Bütün bunlardan açık bir şekilde anlaşılıyor ki, Mart ayının 21. günü olan Nevruz, Mayıs ayının 6. günü olan Hıdırellez ve Eylülün 20 günü olan Mihrican günü, dinimizin bildirdiği mubarek günlerden değildir.

Bunun için müslümanlar, asırlardan beri bu günlere hiç bir değer vermemiş, bunları mubarek gün sayıp kutlamamıştır.
Ne hazret-i Ali devrinde ne de diğer dört halife zamanında ve ne bundan sonraki zamanlarda Nevruz kutlaması olmamıştır. Ba'zıları, hazret-i Ali'nin doğumu, halife oluşu ve hazret-i Hüseyin'in şehid edilmesinin Nevruz gününde olduğunu iddia ediyorsa da tarihi kaynaklar bu iddiayı yalanlamaktadır.

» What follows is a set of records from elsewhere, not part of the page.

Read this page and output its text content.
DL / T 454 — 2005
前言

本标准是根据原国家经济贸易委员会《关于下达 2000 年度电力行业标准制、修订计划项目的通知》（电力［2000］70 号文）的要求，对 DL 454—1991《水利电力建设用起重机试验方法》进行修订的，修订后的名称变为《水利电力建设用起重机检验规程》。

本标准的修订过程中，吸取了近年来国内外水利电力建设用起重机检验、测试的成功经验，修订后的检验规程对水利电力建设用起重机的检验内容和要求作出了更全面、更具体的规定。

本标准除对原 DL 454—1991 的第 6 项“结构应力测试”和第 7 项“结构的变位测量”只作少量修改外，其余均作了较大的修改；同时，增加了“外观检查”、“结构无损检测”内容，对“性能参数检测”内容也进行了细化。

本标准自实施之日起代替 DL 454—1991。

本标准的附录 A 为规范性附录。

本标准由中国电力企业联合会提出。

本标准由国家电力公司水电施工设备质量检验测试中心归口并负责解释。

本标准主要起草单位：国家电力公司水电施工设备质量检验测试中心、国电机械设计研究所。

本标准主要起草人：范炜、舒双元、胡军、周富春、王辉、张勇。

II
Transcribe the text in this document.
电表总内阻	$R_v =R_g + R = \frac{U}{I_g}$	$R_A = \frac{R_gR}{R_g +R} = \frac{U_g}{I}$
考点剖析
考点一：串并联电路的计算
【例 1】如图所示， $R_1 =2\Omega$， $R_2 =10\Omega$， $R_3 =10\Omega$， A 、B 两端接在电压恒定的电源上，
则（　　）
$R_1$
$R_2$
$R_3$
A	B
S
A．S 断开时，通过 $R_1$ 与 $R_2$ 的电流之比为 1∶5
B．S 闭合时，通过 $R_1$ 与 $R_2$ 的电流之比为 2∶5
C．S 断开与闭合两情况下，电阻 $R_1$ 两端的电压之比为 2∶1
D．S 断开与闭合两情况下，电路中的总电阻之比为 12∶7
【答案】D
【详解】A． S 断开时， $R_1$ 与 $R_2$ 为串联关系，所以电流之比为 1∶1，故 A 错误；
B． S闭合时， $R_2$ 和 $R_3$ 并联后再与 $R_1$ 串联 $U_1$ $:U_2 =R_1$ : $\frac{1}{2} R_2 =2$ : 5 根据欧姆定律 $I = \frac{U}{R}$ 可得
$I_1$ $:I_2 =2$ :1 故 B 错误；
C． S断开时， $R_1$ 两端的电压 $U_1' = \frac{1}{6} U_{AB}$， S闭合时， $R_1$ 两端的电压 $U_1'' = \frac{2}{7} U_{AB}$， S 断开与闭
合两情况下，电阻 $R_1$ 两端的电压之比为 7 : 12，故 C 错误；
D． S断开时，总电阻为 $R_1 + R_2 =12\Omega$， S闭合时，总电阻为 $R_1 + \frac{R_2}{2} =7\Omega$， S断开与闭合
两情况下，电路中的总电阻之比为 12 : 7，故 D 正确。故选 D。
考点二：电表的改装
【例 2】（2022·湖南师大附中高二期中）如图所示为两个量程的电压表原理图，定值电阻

Nevruz'u mubarek gün kabul etmek dini bayram olarak kutlamak bid'attir.

Bid'at, sonradan yapılan şey demektir. Peygamberimiz(s.a.v) ve dört halifesinin zamanlarında bulunmayıp da, onlardan sonra dinde meydana çıkarılan, ibadet olarak yapılmaya başlanan şeylerdir.